Max et les Maximonstres
Imagine la sensation d'être tenu dans les mains d'un enfant. Entends le doux murmure de mes pages qui tournent, un chuchotement d'aventures à venir. À l'intérieur, des images prennent vie : une forêt pousse comme par magie dans la chambre d'un garçon, un bateau navigue sur un océan privé, et les yeux de créatures immenses et étranges clignent dans l'obscurité. Je suis un endroit où l'on peut faire des bêtises tout en étant aimé. Je suis un refuge pour les grands sentiments, comme la colère qui gronde à l'intérieur et qui a besoin de s'exprimer. Je suis un monde où un garçon nommé Max, portant un costume de loup, peut apprivoiser ses propres monstres et devenir leur roi. Je suis le livre, Max et les Maximonstres.

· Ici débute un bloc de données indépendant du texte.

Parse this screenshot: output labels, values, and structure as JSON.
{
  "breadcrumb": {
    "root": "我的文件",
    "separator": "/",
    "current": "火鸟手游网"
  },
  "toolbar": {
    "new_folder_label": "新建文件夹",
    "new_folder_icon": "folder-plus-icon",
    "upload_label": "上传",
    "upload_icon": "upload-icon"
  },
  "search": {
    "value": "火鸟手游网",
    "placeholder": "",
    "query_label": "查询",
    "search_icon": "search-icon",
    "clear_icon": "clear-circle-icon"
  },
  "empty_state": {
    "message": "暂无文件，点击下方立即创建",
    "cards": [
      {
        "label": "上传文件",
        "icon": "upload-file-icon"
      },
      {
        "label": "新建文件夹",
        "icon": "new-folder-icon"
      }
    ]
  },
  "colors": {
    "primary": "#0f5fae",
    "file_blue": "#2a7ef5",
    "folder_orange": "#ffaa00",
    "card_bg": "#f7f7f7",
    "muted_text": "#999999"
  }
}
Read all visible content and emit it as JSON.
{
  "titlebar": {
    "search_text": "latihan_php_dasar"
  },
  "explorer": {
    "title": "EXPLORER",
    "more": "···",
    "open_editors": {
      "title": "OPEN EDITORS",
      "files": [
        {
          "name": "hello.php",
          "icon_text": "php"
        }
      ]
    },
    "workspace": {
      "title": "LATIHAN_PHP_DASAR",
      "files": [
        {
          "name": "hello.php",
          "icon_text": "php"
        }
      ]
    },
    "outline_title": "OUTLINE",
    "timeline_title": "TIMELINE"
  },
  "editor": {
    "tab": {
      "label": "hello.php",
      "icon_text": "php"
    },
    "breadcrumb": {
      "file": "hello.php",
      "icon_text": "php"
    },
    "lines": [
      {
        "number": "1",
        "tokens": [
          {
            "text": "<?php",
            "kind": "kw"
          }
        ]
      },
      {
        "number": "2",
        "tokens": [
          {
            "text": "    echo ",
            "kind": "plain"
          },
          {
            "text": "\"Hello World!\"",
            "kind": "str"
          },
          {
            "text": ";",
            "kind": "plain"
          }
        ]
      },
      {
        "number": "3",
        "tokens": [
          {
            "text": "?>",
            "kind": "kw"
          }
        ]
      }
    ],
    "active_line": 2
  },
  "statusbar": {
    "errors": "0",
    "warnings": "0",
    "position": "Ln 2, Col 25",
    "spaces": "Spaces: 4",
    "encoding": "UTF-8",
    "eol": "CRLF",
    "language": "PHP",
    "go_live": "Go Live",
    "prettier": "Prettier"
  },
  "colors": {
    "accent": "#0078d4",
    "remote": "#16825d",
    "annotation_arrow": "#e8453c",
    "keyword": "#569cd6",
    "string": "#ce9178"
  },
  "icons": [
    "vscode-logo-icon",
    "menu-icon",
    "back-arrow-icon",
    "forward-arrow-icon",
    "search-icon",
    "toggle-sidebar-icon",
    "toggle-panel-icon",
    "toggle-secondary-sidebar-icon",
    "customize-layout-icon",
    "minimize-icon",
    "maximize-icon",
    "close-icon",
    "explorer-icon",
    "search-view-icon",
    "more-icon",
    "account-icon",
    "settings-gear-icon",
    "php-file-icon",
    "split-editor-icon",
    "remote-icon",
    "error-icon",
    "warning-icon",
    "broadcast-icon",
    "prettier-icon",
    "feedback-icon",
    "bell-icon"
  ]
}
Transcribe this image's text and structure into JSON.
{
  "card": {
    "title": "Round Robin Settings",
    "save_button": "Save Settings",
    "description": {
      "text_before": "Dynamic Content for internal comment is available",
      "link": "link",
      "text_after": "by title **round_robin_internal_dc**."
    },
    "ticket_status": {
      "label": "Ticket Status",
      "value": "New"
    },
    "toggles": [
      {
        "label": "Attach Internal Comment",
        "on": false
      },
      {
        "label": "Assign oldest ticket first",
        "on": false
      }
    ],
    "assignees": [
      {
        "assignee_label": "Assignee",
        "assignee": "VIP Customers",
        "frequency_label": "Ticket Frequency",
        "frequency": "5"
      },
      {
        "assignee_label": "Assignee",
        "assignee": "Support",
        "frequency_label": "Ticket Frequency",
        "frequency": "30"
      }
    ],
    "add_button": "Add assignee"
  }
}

Mon créateur s'appelait Maurice Sendak. Quand il était petit, Maurice se sentait souvent différent des autres. Il était souvent malade et passait beaucoup de temps à regarder le monde depuis sa fenêtre, dessinant tout ce qu'il voyait et imaginait dans ses carnets. Il ne voulait pas créer une histoire qui soit juste douce et mignonne. Non, il voulait créer une histoire qui soit vraie, qui montre ce que les enfants ressentent vraiment. Parfois, les enfants sont en colère, ils se sentent incompris et sont remplis d'une énergie sauvage qu'ils ne savent pas comment contrôler. C'est pour cela qu'il a dessiné mon personnage principal, Max, avec son costume de loup et son air espiègle. Puis, avec sa plume et son encre, il a donné vie aux Maximonstres. Peux-tu imaginer d'où lui est venue l'idée de leur apparence ?. Il s'est inspiré de ses propres oncles et tantes qu'il voyait lors des réunions de famille. Il trouvait qu'ils avaient de grands nez, des dents bizarres et qu'ils le pinçaient un peu trop fort en lui disant : « On pourrait te manger tout cru ! ». Il les a donc transformés en monstres un peu effrayants, mais aussi affectueux et un peu maladroits, qui disent à Max : « Oh, s'il te plaît, ne pars pas, nous t'aimons tant, nous te mangerons tout cru ! ». Quand j'ai été publié pour la première fois, le 16 avril 1963, certains adultes ont froncé les sourcils. Ils pensaient que j'étais trop effrayant pour les enfants. Des monstres avec des griffes terribles et des dents terribles ?. Mais les enfants, eux, m'ont tout de suite compris. Ils savaient que Max n'était pas vraiment en danger. Ils ont compris qu'il était le roi de ses propres sentiments et qu'il était assez courageux pour les affronter et les apprivoiser. Il a navigué loin, très loin, pour trouver un endroit où il pouvait être lui-même, mais il a aussi su quand il était temps de rentrer à la maison.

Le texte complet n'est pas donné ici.